Finally, New York State is Nearing Passage of New Laws To Seal Criminal Conviction Records
It’s a common story: a decent, hardworking young man has a momentary lapse of good judgment and is caught and charged with driving while intoxicated. The young man goes on to serve the sentence imposed on him. Often the young man then finishes college, obtains a degree and seeks employment in a field for which he is academically and intellectually qualified. His potential employer does a quick background check and discovers the young man’s criminal conviction for driving while intoxicated. Do you think the employer will hire the young man with a criminal record, even if the conviction was for a misdemeanor committed many years before? Would you hire him if he applied at your office?
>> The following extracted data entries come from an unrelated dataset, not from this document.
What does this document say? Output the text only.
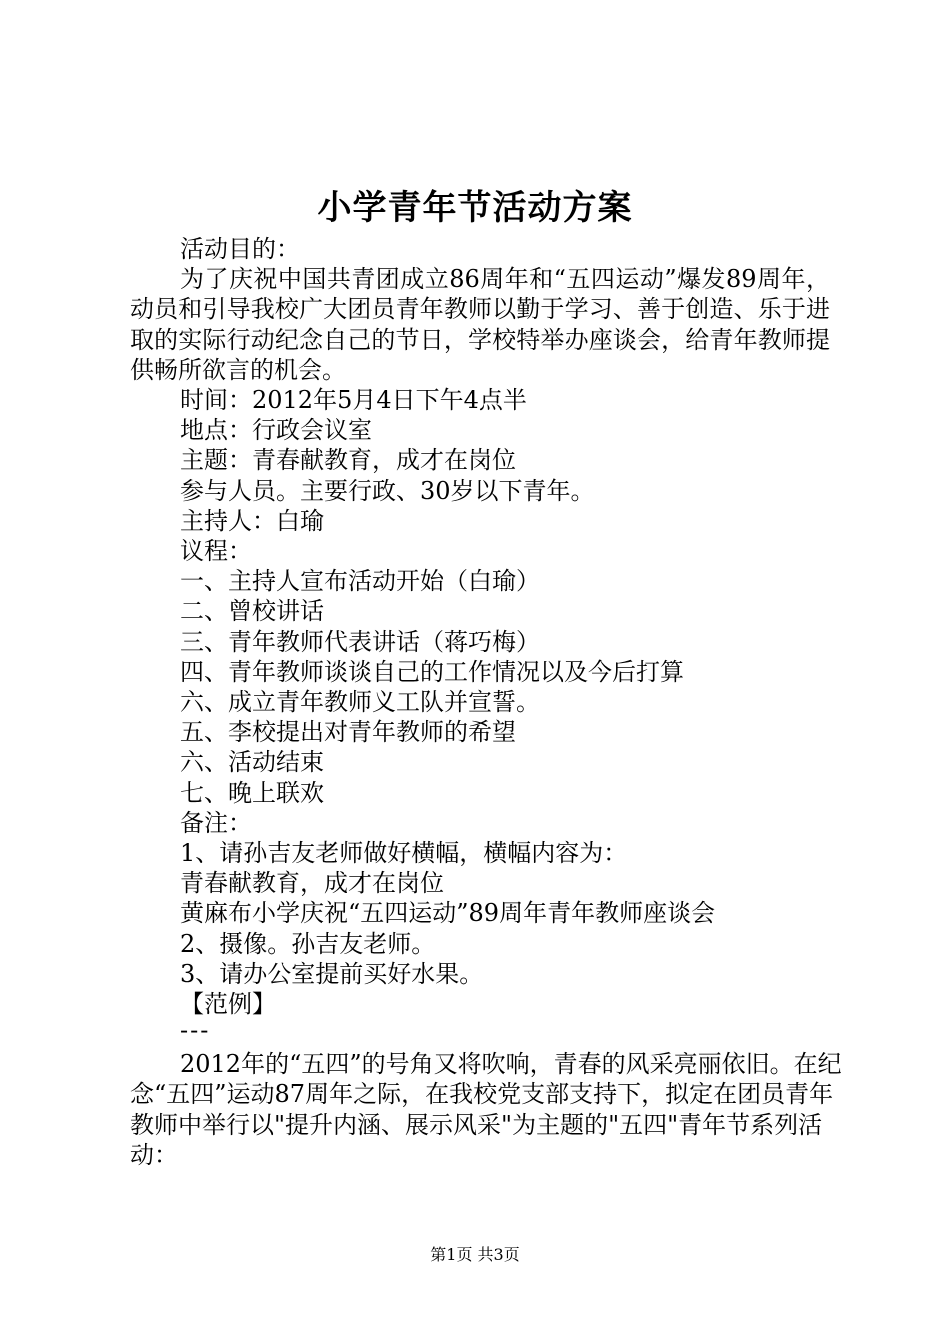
小学青年节活动方案

活动目的：

为了庆祝中国共青团成立86周年和“五四运动”爆发89周年，动员和引导我校广大团员青年教师以勤于学习、善于创造、乐于进取的实际行动纪念自己的节日，学校特举办座谈会，给青年教师提供畅所欲言的机会。

时间：2012年5月4日下午4点半

地点：行政会议室

主题：青春献教育，成才在岗位

参与人员。主要行政、30岁以下青年。

主持人：白瑜

议程：

一、主持人宣布活动开始（白瑜）

二、曾校讲话

三、青年教师代表讲话（蒋巧梅）

四、青年教师谈谈自己的工作情况以及今后打算

六、成立青年教师义工队并宣誓。

五、李校提出对青年教师的希望

六、活动结束

七、晚上联欢

备注：

1、请孙吉友老师做好横幅，横幅内容为：

青春献教育，成才在岗位

黄麻布小学庆祝“五四运动”89周年青年教师座谈会

2、摄像。孙吉友老师。

3、请办公室提前买好水果。

【范例】

---

2012年的“五四”的号角又将吹响，青春的风采亮丽依旧。在纪念“五四”运动87周年之际，在我校党支部支持下，拟定在团员青年教师中举行以"提升内涵、展示风采"为主题的"五四"青年节系列活动：

第1页 共3页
What if the criminal conviction was many years ago, and since then the individual has led an exemplary life? Notwithstanding the conviction, he has managed to make something of his life, and yet that conviction follows him like a shadow, haunting him and making it difficult for him to get a job.
This situation is all too common, and the penalty for one momentary lapse of good judgment is too severe. Fortunately, there is growing support to improve this situation, which is finally being perceived as a real problem, by the New York State Legislature. There are two bills pending in the State Legislature, and support is growing, for a new law to allow the sealing of criminal conviction records. If enacted into law, these proposals would allow otherwise law-abiding citizens, who have certain criminal convictions in their past, to seal those criminal records.
The purpose of these two pending bills is the same: both bills aim to improve the chances for employment by making past criminal records unavailable to private persons or private employers. It is the view of the sponsors of the bills that past criminal convictions should not be so readily accessible or available to employers who might then be inclined to deny employment to a person on the basis of these past criminal convictions.
The sponsors of the bills lament that despite reformation of the convict and despite the fact that he has not committed any further criminal acts, records of past convictions still hamper career opportunities for an individual who has duly paid his debt to society and has become a productive and law-abiding citizen. These bills, we hope, will remedy that problem.
At the root of these proposed bills is the question: how long should the punishment last? Shouldn’t the sting and humiliation of these convictions be lifted for those individuals who have already been duly punished for the crime, have paid their debt to society, and who have subsequently led a life of honor and decency?
Under appropriate circumstances, criminal convictions should be sealed. This law in New York is long overdue. We hope that the Legislature acts quickly and enacts a new law to permit the sealing of criminal convictions.